A new book takes pharmacy enthusiasts to a different part of the world, where pharmacists are often the first line of care for patients seeking treatment or diagnoses for minor illnesses or injuries.

The book, titled Pharmacy in Senegal, provides insight into the role of pharmacies in a country that also embraces traditional healers, herbalists, and Muslim healers as part of the health care team.

Book author Donna A. Patterson, PhD, MA, assistant professor of Africana Studies at Wellesley College, told Pharmacy Times about her experience abroad and delineated a few key differences between American and Senegalese pharmacies.

One of the biggest differences Dr. Patterson identified was that Senegalese pharmacies are independently run; they are not part of large chains, as is common in the United States.

Another difference is that Senegalese pharmacists are often the first line of biomedical health care intervention for certain illnesses. In fact, Senegalese pharmacists may offer examinations and diagnoses, and they can also prescribe medications, Dr. Patterson told Pharmacy Times.

“Some examples include respiratory illnesses like colds and the flu, early stages of malaria intervention, and, of course, common ailments like headaches and throat pain,” she said. “People visit pharmacies for a variety of reasons, but both cost and time can be factors.”

Dr. Patterson explained that patients prefer to see a pharmacist, rather than a physician, because it is free to do so.

Buying medications, on the other hand, can be expensive, out-of-pocket costs for patients, according to Dr. Patterson. The ability to purchase pharmaceutical products can even be seen as a status symbol, since not all individuals have the financial stability to buy them. Those who are able to purchase medications tend to be in a higher socioeconomic stratum, or they are expatriates, Dr. Patterson noted.

Senegalese pharmacies offer an important business opportunity for women, she added. Almost half (48%) of the country’s pharmacists are women, and 65% of the pharmacists in the country’s capital of Dakar are women. Women also tend to hold major leadership roles in private pharmacy associations, as well.

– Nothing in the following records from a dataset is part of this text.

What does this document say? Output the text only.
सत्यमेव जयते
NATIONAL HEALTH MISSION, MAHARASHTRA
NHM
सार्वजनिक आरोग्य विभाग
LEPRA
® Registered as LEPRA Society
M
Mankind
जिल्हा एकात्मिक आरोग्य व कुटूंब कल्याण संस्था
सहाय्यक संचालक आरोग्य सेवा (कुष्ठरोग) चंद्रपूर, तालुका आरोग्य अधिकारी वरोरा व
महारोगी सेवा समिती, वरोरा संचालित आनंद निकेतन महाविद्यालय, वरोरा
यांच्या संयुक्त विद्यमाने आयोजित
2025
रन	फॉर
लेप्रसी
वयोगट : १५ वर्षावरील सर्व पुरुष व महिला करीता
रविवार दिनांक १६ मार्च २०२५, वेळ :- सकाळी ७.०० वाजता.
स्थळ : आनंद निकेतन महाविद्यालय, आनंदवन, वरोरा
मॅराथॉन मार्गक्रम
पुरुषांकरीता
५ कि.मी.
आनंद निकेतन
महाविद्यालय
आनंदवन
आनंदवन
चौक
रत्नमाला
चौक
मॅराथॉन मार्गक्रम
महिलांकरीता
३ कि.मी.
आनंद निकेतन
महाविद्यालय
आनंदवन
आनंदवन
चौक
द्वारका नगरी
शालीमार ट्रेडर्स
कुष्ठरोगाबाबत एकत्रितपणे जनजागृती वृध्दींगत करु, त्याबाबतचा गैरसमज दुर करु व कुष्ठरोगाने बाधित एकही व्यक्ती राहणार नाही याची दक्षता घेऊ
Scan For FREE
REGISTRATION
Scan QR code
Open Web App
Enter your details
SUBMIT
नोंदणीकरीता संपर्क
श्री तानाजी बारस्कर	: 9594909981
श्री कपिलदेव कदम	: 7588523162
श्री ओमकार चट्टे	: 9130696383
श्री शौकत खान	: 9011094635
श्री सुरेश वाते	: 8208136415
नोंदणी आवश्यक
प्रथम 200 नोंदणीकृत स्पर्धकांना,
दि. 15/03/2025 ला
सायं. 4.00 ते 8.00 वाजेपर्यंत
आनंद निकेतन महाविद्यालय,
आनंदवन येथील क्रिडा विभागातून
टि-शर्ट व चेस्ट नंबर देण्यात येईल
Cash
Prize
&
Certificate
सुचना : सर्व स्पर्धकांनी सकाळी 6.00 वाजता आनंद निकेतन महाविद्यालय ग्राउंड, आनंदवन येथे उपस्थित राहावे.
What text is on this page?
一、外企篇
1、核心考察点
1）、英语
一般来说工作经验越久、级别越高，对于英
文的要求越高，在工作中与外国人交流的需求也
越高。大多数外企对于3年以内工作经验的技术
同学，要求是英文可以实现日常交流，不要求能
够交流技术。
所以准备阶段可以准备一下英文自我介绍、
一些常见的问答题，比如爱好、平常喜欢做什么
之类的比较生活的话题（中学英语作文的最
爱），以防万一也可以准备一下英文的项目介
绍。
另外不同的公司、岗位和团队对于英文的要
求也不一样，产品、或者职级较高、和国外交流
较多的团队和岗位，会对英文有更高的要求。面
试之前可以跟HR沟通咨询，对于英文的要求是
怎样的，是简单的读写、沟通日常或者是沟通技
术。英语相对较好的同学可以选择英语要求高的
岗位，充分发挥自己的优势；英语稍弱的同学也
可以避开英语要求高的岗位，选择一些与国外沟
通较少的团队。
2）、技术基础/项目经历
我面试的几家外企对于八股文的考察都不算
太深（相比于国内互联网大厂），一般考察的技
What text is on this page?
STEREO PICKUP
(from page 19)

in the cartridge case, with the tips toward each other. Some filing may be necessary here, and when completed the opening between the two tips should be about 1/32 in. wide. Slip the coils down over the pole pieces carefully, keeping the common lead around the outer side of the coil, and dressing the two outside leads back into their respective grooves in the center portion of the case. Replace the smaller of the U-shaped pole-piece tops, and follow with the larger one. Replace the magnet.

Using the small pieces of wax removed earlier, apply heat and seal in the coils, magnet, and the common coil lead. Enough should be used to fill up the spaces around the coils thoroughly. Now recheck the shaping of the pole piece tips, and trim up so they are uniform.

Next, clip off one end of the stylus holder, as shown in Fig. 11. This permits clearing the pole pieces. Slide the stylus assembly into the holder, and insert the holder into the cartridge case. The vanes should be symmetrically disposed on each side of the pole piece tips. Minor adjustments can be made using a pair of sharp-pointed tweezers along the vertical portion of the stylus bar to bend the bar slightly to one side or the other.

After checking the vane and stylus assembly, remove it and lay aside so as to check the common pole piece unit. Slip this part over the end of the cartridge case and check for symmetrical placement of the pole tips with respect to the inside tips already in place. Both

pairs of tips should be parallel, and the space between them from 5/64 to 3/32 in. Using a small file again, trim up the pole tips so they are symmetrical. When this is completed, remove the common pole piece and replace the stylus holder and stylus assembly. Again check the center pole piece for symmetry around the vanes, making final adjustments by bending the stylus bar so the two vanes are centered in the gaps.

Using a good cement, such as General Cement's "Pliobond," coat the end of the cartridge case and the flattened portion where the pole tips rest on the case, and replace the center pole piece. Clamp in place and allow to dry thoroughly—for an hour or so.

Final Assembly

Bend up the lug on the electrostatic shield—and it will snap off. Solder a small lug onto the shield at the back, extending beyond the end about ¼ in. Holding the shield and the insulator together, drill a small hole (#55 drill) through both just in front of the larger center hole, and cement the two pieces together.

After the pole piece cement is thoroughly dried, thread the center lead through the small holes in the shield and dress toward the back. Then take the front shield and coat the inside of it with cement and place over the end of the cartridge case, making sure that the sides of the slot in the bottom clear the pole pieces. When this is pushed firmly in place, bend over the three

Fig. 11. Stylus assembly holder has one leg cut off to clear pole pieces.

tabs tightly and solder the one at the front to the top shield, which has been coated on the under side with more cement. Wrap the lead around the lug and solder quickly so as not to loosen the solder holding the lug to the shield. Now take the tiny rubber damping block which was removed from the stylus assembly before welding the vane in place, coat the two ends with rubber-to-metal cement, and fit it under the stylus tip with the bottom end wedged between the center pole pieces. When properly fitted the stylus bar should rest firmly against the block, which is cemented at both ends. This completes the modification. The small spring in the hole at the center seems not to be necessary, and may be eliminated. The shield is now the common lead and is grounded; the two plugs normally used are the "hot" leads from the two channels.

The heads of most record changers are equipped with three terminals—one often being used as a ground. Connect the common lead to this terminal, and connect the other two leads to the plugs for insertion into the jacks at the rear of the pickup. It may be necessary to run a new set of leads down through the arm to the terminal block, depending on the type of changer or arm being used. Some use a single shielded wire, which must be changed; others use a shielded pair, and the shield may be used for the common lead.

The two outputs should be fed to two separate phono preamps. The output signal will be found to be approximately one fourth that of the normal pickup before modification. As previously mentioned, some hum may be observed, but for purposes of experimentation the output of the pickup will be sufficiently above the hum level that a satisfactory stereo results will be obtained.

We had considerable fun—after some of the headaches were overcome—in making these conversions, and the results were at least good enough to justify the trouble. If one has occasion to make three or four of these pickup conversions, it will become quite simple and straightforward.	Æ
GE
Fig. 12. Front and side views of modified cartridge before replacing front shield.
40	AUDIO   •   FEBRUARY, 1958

“It is definitely 1 of the professional tracks where women have been prominent for many decades,” Dr. Patterson told Pharmacy Times. “Pharmacy practice was traditionally a male-dominated profession, but it has been transformed.”

Dr. Patterson’s research in Senegal led her to meet some memorable pharmacists, including Majhemout Diop, 1 of the oldest-living pharmacists she encountered. His participation in opposition politics stalled the opening of his practice 3 decades after he first received his degree in 1947.

Another memorable pharmacist was a woman named Maïmouna Diop, who created a pharmaceutical reference manual called Mayite Equivalence that includes more than 2000 entries on biomedical drugs available in the Senegalese marketplace. The manual reduces confusion among the health care team during a time when new trading partners around the world are entering the Senegalese marketplace, and when new names of drugs and different languages could lead to complications, Dr. Patterson said.